Historians like Stephen E. Ambrose and Doris Kearns Goodwin have been accused of copying passages. Bob Dylan has come under fire from critics who believe he borrowed material for song lyrics, passages of his memoir and his Nobel lecture. And this year, HarperCollins withdrew the digital edition of a book by Monica Crowley, who had been picked to serve in a high-profile post on President Trump’s National Security Council, after evidence of plagiarism in it emerged.

Chris Harrick, a vice president at Turnitin, an academic integrity company that helps educators detect plagiarism, reviewed some of the passages of Ms. Bialosky’s work that Mr. Logan flagged, and called the writing “problematic” and “certainly unoriginal.”
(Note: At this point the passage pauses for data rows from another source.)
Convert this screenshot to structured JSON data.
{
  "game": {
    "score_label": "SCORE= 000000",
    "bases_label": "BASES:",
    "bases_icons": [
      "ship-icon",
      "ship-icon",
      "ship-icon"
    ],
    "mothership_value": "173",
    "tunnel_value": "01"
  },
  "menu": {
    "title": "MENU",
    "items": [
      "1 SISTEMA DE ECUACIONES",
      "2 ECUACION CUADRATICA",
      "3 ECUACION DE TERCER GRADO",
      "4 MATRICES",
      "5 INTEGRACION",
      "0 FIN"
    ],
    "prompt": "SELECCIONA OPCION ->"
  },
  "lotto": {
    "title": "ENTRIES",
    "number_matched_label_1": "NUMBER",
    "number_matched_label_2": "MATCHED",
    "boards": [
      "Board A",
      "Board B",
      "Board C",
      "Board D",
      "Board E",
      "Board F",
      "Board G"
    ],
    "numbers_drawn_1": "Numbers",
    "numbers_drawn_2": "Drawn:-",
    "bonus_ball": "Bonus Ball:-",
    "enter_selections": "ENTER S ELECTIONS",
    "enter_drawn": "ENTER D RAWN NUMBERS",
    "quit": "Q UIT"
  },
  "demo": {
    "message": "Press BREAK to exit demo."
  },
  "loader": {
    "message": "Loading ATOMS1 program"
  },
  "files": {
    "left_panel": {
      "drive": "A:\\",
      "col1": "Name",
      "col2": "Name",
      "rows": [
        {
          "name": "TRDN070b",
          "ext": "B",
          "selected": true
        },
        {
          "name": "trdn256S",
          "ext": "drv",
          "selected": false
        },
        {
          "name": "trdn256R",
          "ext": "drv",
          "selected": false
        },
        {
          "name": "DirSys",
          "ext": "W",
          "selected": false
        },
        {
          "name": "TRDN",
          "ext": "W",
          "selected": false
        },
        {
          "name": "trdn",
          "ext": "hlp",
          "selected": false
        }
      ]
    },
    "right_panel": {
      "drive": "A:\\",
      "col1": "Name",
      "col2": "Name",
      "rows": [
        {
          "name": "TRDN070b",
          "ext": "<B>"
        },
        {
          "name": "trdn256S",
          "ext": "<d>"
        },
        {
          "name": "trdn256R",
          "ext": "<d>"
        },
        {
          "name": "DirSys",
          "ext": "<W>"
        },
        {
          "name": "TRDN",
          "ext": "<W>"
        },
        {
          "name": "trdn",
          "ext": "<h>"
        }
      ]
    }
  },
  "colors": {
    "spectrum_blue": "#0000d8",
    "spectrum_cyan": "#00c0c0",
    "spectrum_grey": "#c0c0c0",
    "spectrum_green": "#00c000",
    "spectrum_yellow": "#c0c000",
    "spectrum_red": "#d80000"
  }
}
There are different types of plagiarism, he said. And although the memoir writer does not appear to identically clone entire passages, he said, she does appear to crib sentences and add slight edits — the kind of find-and-replace plagiarism more common among sophisticated, professional writers.

“The chance of me and you sitting down, writing on the same subject and writing the same 10 words down is infinitesimal,” he said.

In a review of “Poetry Will Save Your Life” in August, The New York Times Book Review dinged the premise of Ms. Bialosky’s memoir. “The notion that generates such an anthology-memoir, the idea that poems must be filtered through a scrim of ordinary language and life in order for us to commune with them, in order that they be ‘understood’ in some definite way, is wrongheaded and, indeed, condescending,” Simone White wrote.

The Poetry Society of America honored Ms. Bialosky in 2014 for her distinguished contribution to the field of poetry. Her work has appeared in The New Yorker, The Atlantic Monthly, Harper’s Magazine and other publications.